Policies, Procedures, Employee Training
To avoid compliance violations in the future, you’ll need to develop Policies and Procedures corresponding to HIPAA regulatory standards.
These policies and procedures must be regularly updated to account for changes to your organization. Annual staff training on these Policies and Procedures is required.
Documentation
Your organization must document efforts you take to become HIPAA compliant, such as using a HIPAA security software. This documentation is critical during a HIPAA investigation with HHS if you want to pass your HIPAA audit.
Business Associate Management
You must document all vendors with whom you share PHI, and execute Business Associate Agreements to ensure PHI is handled securely and mitigate liability. BAAs must be reviewed annually to account for changes to the nature of your relationships with your vendors.
Incident Management
If your practice has a data breach, you must have a process to document the breach and notify patients that their data has been compromised in accordance with the HIPAA Breach Notification Rule.
What is HIPAA?
The Health Insurance Portability and Accountability Act of 1996 (HIPAA) sets a series of national standards for healthcare information used by covered entities and business associates.
Healthcare information regulated by HIPAA is called protected health information (PHI). PHI is any demographic information that can be used to identify a patient. PHI can include a patient’s name, address, Social Security Number, insurance ID number, medical record, full facial photograph, and others. For a full list of what’s considered PHI, click here.
HIPAA regulation is composed of several Rules and additional regulatory requirements that have been enacted since 1996. Here’s a HIPAA summary you can reference to understand some of the major rule changes that affect covered entities and business associated across the healthcare industry:
HIPAA Privacy Rule
The HIPAA Privacy Rule sets standards for the use and disclosure of PHI. The Privacy Rule only applies to covered entities, such as physicians.
HIPAA Security Rule
The HIPAA Security Rule sets standards for the integrity and security of PHI, including when it’s stored in an electronic format–called ePHI. The Security Rule applies to both covered entities and business associates, especially when data is in transit between two contracted organizations.
Omnibus Rule
The HIPAA Omnibus Rule made it mandatory for business associates to be HIPAA compliant, whereas only covered entities needed to be prior. The HIPAA Omnibus Rule also sets standards for Business Associate Agreements (BAAs), which must be executed between organizations sharing PHI before any information is transferred, handled, or maintained.

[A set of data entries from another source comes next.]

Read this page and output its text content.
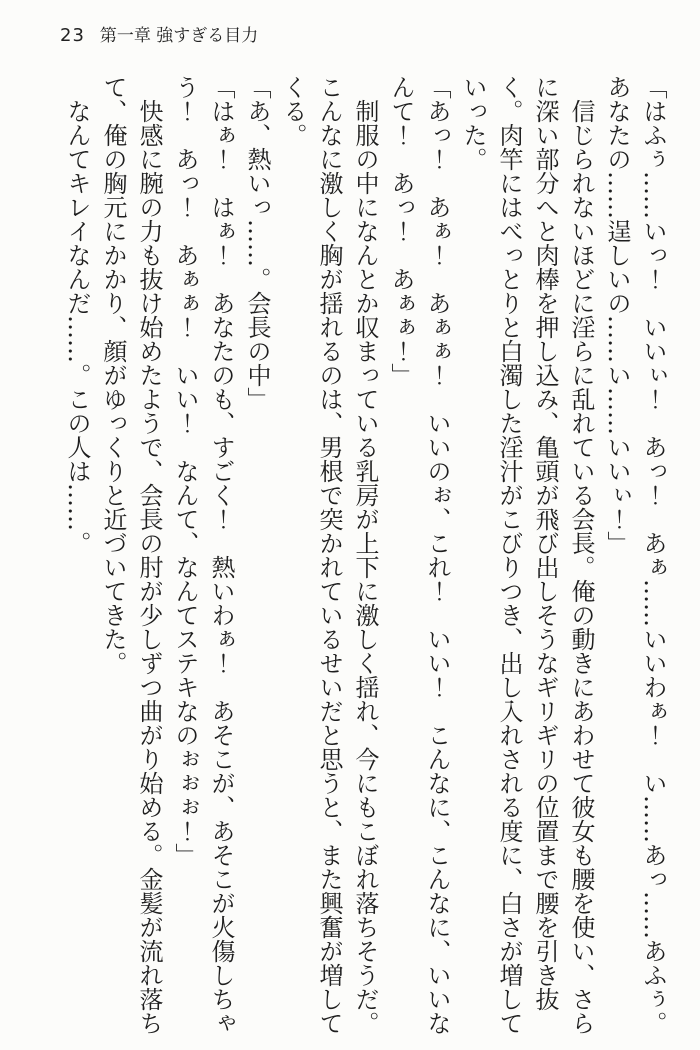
23 第一章 強すぎる目力

「はふぅ……いっ！　いいぃ！　あっ！　あぁ……いいわぁ！　い……あっ……あふぅ。あなたの……逞しいの……い……いいぃ！」

信じられないほどに淫らに乱れている会長。俺の動きにあわせて彼女も腰を使い、さらに深い部分へと肉棒を押し込み、亀頭が飛び出しそうなギリギリの位置まで腰を引き抜く。肉竿にはべっとりと白濁した淫汁がこびりつき、出し入れされる度に、白さが増していった。

「あっ！　あぁ！　あぁぁ！　いいのぉ、これ！　いい！　こんなに、こんなに、いいなんて！　あっ！　あぁぁ！」

制服の中になんとか収まっている乳房が上下に激しく揺れ、今にもこぼれ落ちそうだ。こんなに激しく胸が揺れるのは、男根で突かれているせいだと思うと、また興奮が増してくる。

「あ、熱いっ……。会長の中」

「はぁ！　はぁ！　あなたのも、すごく！　熱いわぁ！　あそこが、あそこが火傷しちゃう！　あっ！　あぁぁ！　いい！　なんて、なんてステキなのぉぉぉ！」

快感に腕の力も抜け始めたようで、会長の肘が少しずつ曲がり始める。金髪が流れ落ちて、俺の胸元にかかり、顔がゆっくりと近づいてきた。

なんてキレイなんだ……。この人は……。
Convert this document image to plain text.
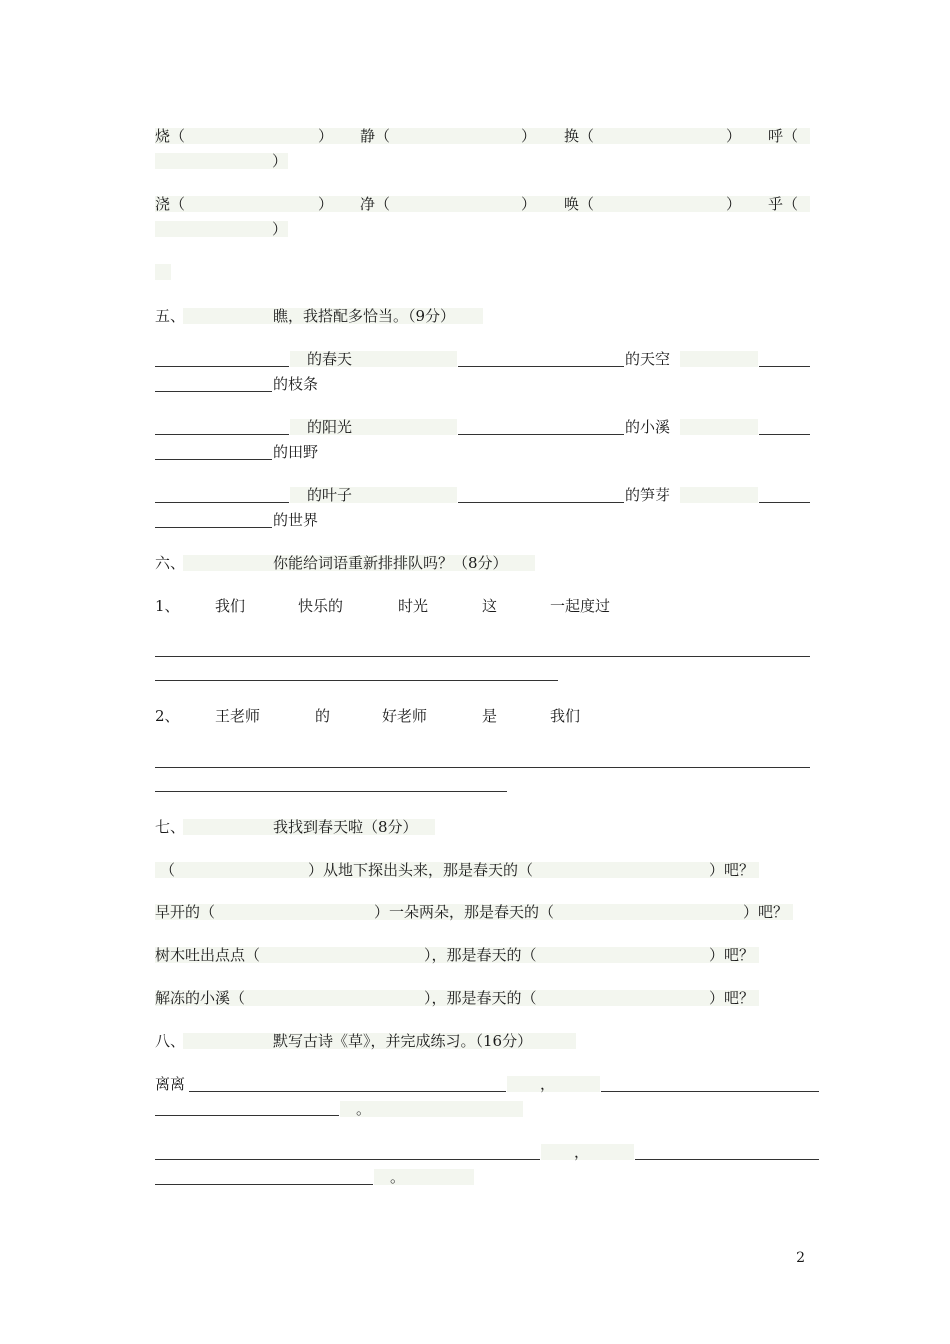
烧（	） 静（	） 换（	） 呼（
）
浇（	） 净（	） 唤（	） 乎（
）
五、	瞧，我搭配多恰当。（9分）
的春天	的天空
的枝条
的阳光	的小溪
的田野
的叶子	的笋芽
的世界
六、	你能给词语重新排排队吗？（8分）
1、 我们	快乐的	时光	这	一起度过
2、 王老师	的	好老师	是	我们
七、	我找到春天啦（8分）
（	）从地下探出头来，那是春天的（	）吧？
早开的（	）一朵两朵，那是春天的（	）吧？
树木吐出点点（	），那是春天的（	）吧？
解冻的小溪（	），那是春天的（	）吧？
八、	默写古诗《草》，并完成练习。（16分）
离离	，
。
，
。
2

HIPAA Breach Notification Rule
The HIPAA Breach Notification Rule sets standards for the process that covered entities and business associates must follow in the event of a breach. Minor Breaches (affecting fewer than 500 people) must be reported to HHS within 60 days of the end of the calendar year in which they occurred. Meaningful Breaches (affecting more than 500 people) must be reported to HHS within 60 days of the discovery of the breach. Additionally, patients affected by a Meaningful Breach must be notified. Depending on the scope of the breach, local law enforcement and news media must also be contacted.